Resulta que vas a un tratamiento para que traten a tu pareja por su adicción y, de pronto, el mundo se desmorona. Descubres que tu pequeño universo es una mentira, que llevas una máscara llamada prepotencia, que estás enferma y que tu enfermedad se llama coadicción. Y entonces empiezas a buscar en el pasado un porqué, y vas viendo que ha sido inevitable, que eres así desde los recuerdos más lejanos.

Yo tenía dos años cuando nació mi hermano. Tenía síndrome de Down y me tocó cuidarlo. Mi madre trabajaba todo el día en un negocio familiar y mi padre en sus asuntos (ahora he descubierto que era adicto). Él falleció en 1998. Con cinco años mi madre me dio la noticia de que venía una hermanita. ¿Quién la cuidaría? Yo no quería otro bebe.

Así transcurrió mi vida de niña, haciendo de mamá de mis hermanos. Después, cuando llegué a la adolescencia, mis ansias de cuidar se trasladaron a mi grupo de amigos y pasé a ser su niñera. La que se encargaba de asegurarse de que todos llegaban a casa a su hora. La que se ocupaba de cuidar a aquel que estuviera en malas condiciones hasta que pudiera llegar bien.

Cuando cumplí los veinte (un año después de fallecer mi padre) entró otro adicto en mi vida, el que acabó siendo mi marido. Con el que pude calmar mi ganas de cuidar, o eso es lo que creí entonces.

Han pasado diecisiete años, y los he vivido con mi pareja sabiendo que tenía un problema, pensando en todo momento que solo yo lo podría salvar. Con mi amor, hipotecando mi vida, yo pensaba que él saldría adelante, viviríamos felices y comeríamos perdices como los cuentos.

Los primeros años uno vive en un sueño, piensas que el príncipe azul finalmente sí existe, dejas tu vida, tus amistades. Y todo por estar con él, porque piensas que él te necesita. Y por su parte, todo son buenas promesas, pero poco a poco esas promesas se vuelven mentiras, mentiras que no quieres creer por miedo a la verdad. En ese momento llegas a pensar que te estás volviendo loca.

Después cuando, además de él, hay dos hijos, cuando ya no es solo tu vida la que estás hipotecando sino que empiezas a ver sufrir a los niños, cuando tu cuerpo y tu mente están tan agotados que ya no sabes cómo seguir tapando esa realidad inventada, esa vida perfecta que en realidad es todo farsa, cuando estás harta de falsas promesas, de mentiras, cuando por fin la prepotencia te dice «ya no puedo más», cuando decides que hasta aquí has llegado y decides sacarlo de tu vida… Es en ese instante, cuando se enciende una luz en la oscuridad: la llegada a un lugar de tratamiento donde ingresa el adicto. Un lugar en el que tú también tienes un espacio porque resulta que estás enferma. Y te dicen: «Eres Coadicta y te vamos a ayudar».

Así empecé a atar cabos y fui entendiendo el porqué de mi manera de actuar durante toda mi vida.

Cualquier otra persona no lo hubiera hecho.

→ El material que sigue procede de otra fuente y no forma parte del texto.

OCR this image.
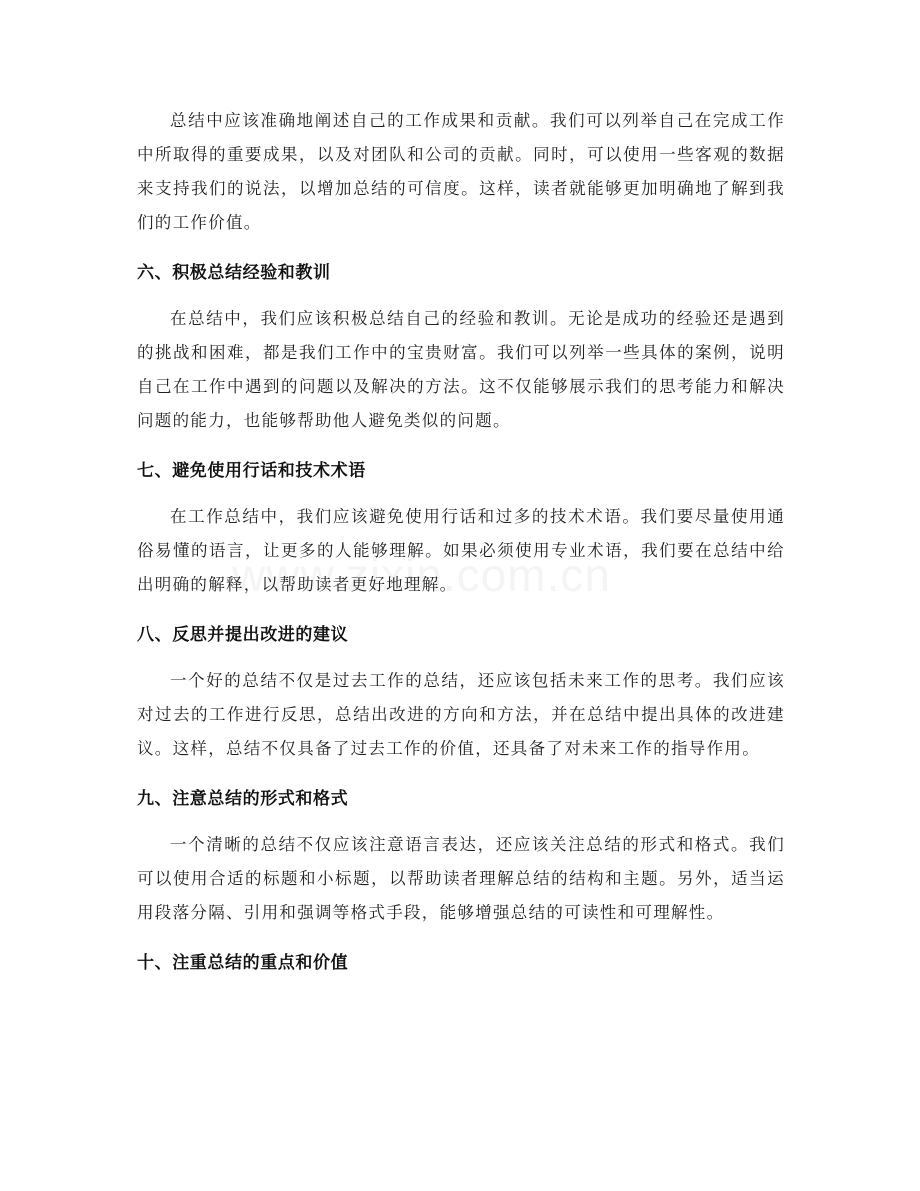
总结中应该准确地阐述自己的工作成果和贡献。我们可以列举自己在完成工作中所取得的重要成果，以及对团队和公司的贡献。同时，可以使用一些客观的数据来支持我们的说法，以增加总结的可信度。这样，读者就能够更加明确地了解到我们的工作价值。

六、积极总结经验和教训

在总结中，我们应该积极总结自己的经验和教训。无论是成功的经验还是遇到的挑战和困难，都是我们工作中的宝贵财富。我们可以列举一些具体的案例，说明自己在工作中遇到的问题以及解决的方法。这不仅能够展示我们的思考能力和解决问题的能力，也能够帮助他人避免类似的问题。

七、避免使用行话和技术术语

在工作总结中，我们应该避免使用行话和过多的技术术语。我们要尽量使用通俗易懂的语言，让更多的人能够理解。如果必须使用专业术语，我们要在总结中给出明确的解释，以帮助读者更好地理解。

八、反思并提出改进的建议

一个好的总结不仅是过去工作的总结，还应该包括未来工作的思考。我们应该对过去的工作进行反思，总结出改进的方向和方法，并在总结中提出具体的改进建议。这样，总结不仅具备了过去工作的价值，还具备了对未来工作的指导作用。

九、注意总结的形式和格式

一个清晰的总结不仅应该注意语言表达，还应该关注总结的形式和格式。我们可以使用合适的标题和小标题，以帮助读者理解总结的结构和主题。另外，适当运用段落分隔、引用和强调等格式手段，能够增强总结的可读性和可理解性。

十、注重总结的重点和价值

Un año y medio después de iniciar el tratamiento, os puedo decir que, aunque no hay cura para esta enfermedad, sí se aprende a vivir de otra manera. A vivir sin depender, a querer con cordura, a abandonar hábitos como el de ser “la agenda” de toda la familia. En definitiva, aprendes a saber lo que te gusta, a ser tú misma.

Gracias a la adicción de mi marido, he aprendido qué es la coadicción y cómo luchar contra ella.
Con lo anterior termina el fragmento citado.